Gölün sunduğu fırsatlar saymakla bitecek gibi değil. Tekne üzerinde, sodalı suya sahip olan bu gölde yetişen tek balık türü olan “İnci kefalı”nın tadına bakarak bir süre sonra ulaşacağınız Çarpanak adası ise çarpıcı bir doğal yaşam mekanı. Özellikle Haziran ayında martılar bu adanın ziyaretçileri, hatta sahipleri.. Bu ıssız adadaki kuytuluklara yumurtalarını bırakıp, çıkan yavrulara yine burada uçmayı öğretiyorlar. İşte bu kritik mevsimde adayı ziyarete gelenlerin hemen başlarının üzerinde ürkütücü seslerle uçarak onları belki de buradan uzaklaştırmaya çalışıyorlar. En azından uyarıyorlar. Çarpanak’ta güzel bir kilise ile taçlanmış. Göl suyunun en berrak olduğu yer yine burası. Bir göl banyosu insanın tüm yorgunluğunu alıyor. Eğer bu masmavi günü Van 100.Yıl Üniversitesi limanına yanaşarak sonlandırırsanız o şirin Van kedilerini görme fırsatı da bulabilirsiniz.
Van’ın karşısında gölün diğer ucunda Tatvan var. Nemrut Dağı’nın eteğinde. 1441 yılındaki son patlama sırasında dağdan çıkan ateş ve dumanı Nemrut ateşine benzetmiş o zamanın insanları. O gün bu gündür Nemrut Dağı olmuş. Yaz başında yamaçlarına yayılan otlar bölgeye özgü nefis bir çorba olan “Ayran Aşı”nda kullanılıyor. Kraterin içindeki ılık göl ve buhar bacası ise hastalıkları tedavi ediyor. Şu anda yapımı devam eden kayak tesisleri ise dünyanın en uzun ve manzaralı kayak pistlerinden birisini sunacak bu sporu sevenlere.
Türklerin Anadolu’ya gelişlerinde en önemli fetih merkezlerinden birisi olmuş Ahlat.
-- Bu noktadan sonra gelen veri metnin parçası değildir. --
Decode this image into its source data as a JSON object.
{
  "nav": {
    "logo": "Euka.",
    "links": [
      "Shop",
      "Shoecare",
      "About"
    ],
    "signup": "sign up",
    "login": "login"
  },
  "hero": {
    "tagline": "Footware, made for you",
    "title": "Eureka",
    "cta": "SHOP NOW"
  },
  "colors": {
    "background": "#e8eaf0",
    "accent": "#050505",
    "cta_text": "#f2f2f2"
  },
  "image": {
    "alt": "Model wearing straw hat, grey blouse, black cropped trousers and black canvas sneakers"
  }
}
Yerleşik yaşama geçerek kimliklerini taşa döktükleri bir şehir olmuş. Bir şehrin zenginliği, insanlarının bilgisi, görgüsü o şehrin mezarlığından belli olur derler. Ahlat bunun en güzel örneği. Her birisi Ahlat taşından özenle inşa edilen kümbetler geçmişin ihtişamını bugüne taşıyor. Bazıları evlerin bahçelerinde ceviz ağaçlarının aralarında saklanmış gibi. Tarihi şehir mezarlığında ise pekçoğu insan boyunu aşan yükseklikteki üzerleri sembollerle ve yazılarla bezeli binlerce mezar taşı da tam bir kültür hazinesi niteliğinde.
Bir Urartu kalesinin eteğinde bulunan Adilcevaz, yeşil kavak ağaçlarının arasında kaybolan Erciş yine tarihi şehirler. Muradiye şelalasi ise tatlı bir serinlik kaynağı.
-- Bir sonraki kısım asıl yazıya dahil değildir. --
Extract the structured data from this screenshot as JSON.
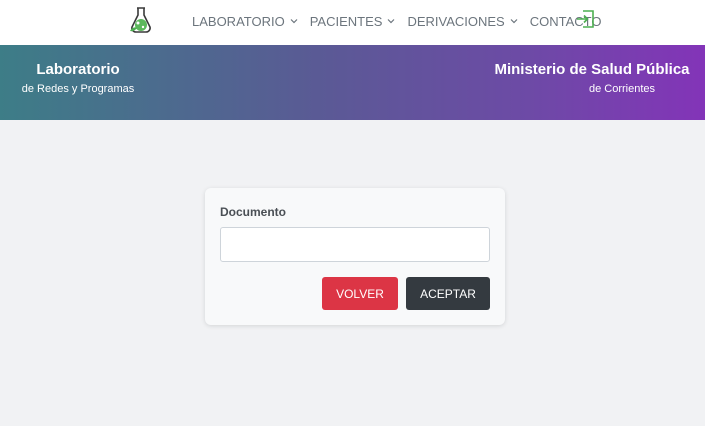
{
  "nav": {
    "logo_icon": "flask-leaf-icon",
    "items": [
      {
        "label": "LABORATORIO",
        "has_dropdown": true
      },
      {
        "label": "PACIENTES",
        "has_dropdown": true
      },
      {
        "label": "DERIVACIONES",
        "has_dropdown": true
      },
      {
        "label": "CONTACTO",
        "has_dropdown": false
      }
    ],
    "exit_icon": "sign-in-icon"
  },
  "banner": {
    "left_title": "Laboratorio",
    "left_subtitle": "de Redes y Programas",
    "right_title": "Ministerio de Salud Pública",
    "right_subtitle": "de Corrientes"
  },
  "form": {
    "label": "Documento",
    "value": "",
    "placeholder": "",
    "cancel_label": "VOLVER",
    "submit_label": "ACEPTAR"
  },
  "colors": {
    "accent_green": "#4caf50",
    "danger": "#dc3545",
    "dark": "#343a40",
    "gradient_start": "#3d7d87",
    "gradient_end": "#8334b8"
  }
}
Tarihiyle, doğasıyla, kültürü ile herkese sayısız fırsatlar sunuyor Van Gölü çevresi. Çeşitlilik olağanüstü. Kaleler, şehirler, manastırlar, kiliseler, camiler, kümbetler...Van Müzesini unutmak haksızlık olur. Davetkar berrak bir mavilik geziye tatil boyutunu eklerken, meraklıları bekleyen yürüyüş parkurları yorulmayı göze alan kaşifleri bekliyor.